En chemin, Tor explique comment il utilise Grindr pour dénicher des amants potentiels et se retrouve souvent à avoir des rendez-vous sur le ferry lui-même, avec des hommes qui couvrent toute la gamme de la sexualité masculine, des hommes hétéros en croisière aux hommes en quête d’un partenaire pour la vie. L’enthousiasme de Tor pour le sexe occasionnel semble persister chez Marianne, et elle se sent encouragée à toucher Ole Harald sur les fesses, signalant son attirance pour lui. Le geste fonctionne en quelque sorte, mais les choses évoluent beaucoup plus lentement pour ces hétéros. Il faudra un autre rendez-vous ou deux, et beaucoup de conversations approfondies sur les circonstances et les objectifs de vie, avant que Marianne et Ole Harald n’aillent enfin au lit. Néanmoins, sa curiosité pour les rencontres assistées par application est piquée au vif. Entre la première rencontre et sa première nuit avec Ole Harald, elle utilise Tinder pour trouver un partenaire pour un plan rapide, une expérience qui ne se déroule pas tout à fait comme prévu, même si elle apprécie le sexe.

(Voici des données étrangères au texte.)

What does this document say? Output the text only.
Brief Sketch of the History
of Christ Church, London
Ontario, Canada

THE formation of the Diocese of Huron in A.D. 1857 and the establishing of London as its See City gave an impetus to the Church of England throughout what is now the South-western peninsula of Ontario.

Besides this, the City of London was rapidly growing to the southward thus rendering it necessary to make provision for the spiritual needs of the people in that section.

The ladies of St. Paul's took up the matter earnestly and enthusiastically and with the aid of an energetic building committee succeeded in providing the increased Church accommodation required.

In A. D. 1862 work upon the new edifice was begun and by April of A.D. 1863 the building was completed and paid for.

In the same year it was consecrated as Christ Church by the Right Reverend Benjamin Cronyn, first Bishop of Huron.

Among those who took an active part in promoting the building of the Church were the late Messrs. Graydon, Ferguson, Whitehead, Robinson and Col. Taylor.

Pendant ce temps, avec cette sorte de douce symétrie qui rend le film si captivant, nous voyons Tor commencer à repenser son engagement envers les relations sexuelles sans engagement. Un soir, sur le ferry, il rencontre Bjorn (Lars Jacob Holm), un beau papa d’une bonne vingtaine d’années plus âgé que Tor qui n’a presque jamais utilisé Grindr auparavant. Bjorn refuse timidement d’avoir des relations sexuelles sur le bateau, mais s’ouvre à Tor dans une conversation. Quelque temps plus tard, Tor le repère à la clinique de l’hôpital où lui et Marianne travaillent et remarque l’agitation de Bjorn face à une mauvaise nouvelle. À partir de là, une relation au départ non sexuelle se développe qui fait ressortir le côté plus domestique et tendre de Tor, un aspect qui l’a clairement aidé à être un excellent infirmier.

Les prises de vue sans chichis de la directrice de la photographie Cecilie Semec, éclairées de manière à profiter de la lumière rasante des nuits d’été nordiques, se déroulent dans de longues prises langoureuses qui laissent les acteurs faire tout le travail. Heureusement, la distribution est à la hauteur de la tâche et les dialogues, en particulier entre Hovig et Jacobsen, ont une charmante musicalité, comme des duos lumineux. Au fil du film, le film soulève des points intéressants sur l’amitié ainsi que sur la romance, en particulier lorsqu’il s’agit d’étudier la réaction de l’amie historienne de l’art de Marianne, Heidi (Marte Engebrigtsen), qui est scandalisée par les aventures de Marianne dans des baises sans fermeture éclair. L’amour, pour citer cette vieille ballade étourdie, est en effet une chose aux multiples splendeurs qui prend de nombreuses formes – une multiplicité qui Amour le film est aussi tranquillement vivant.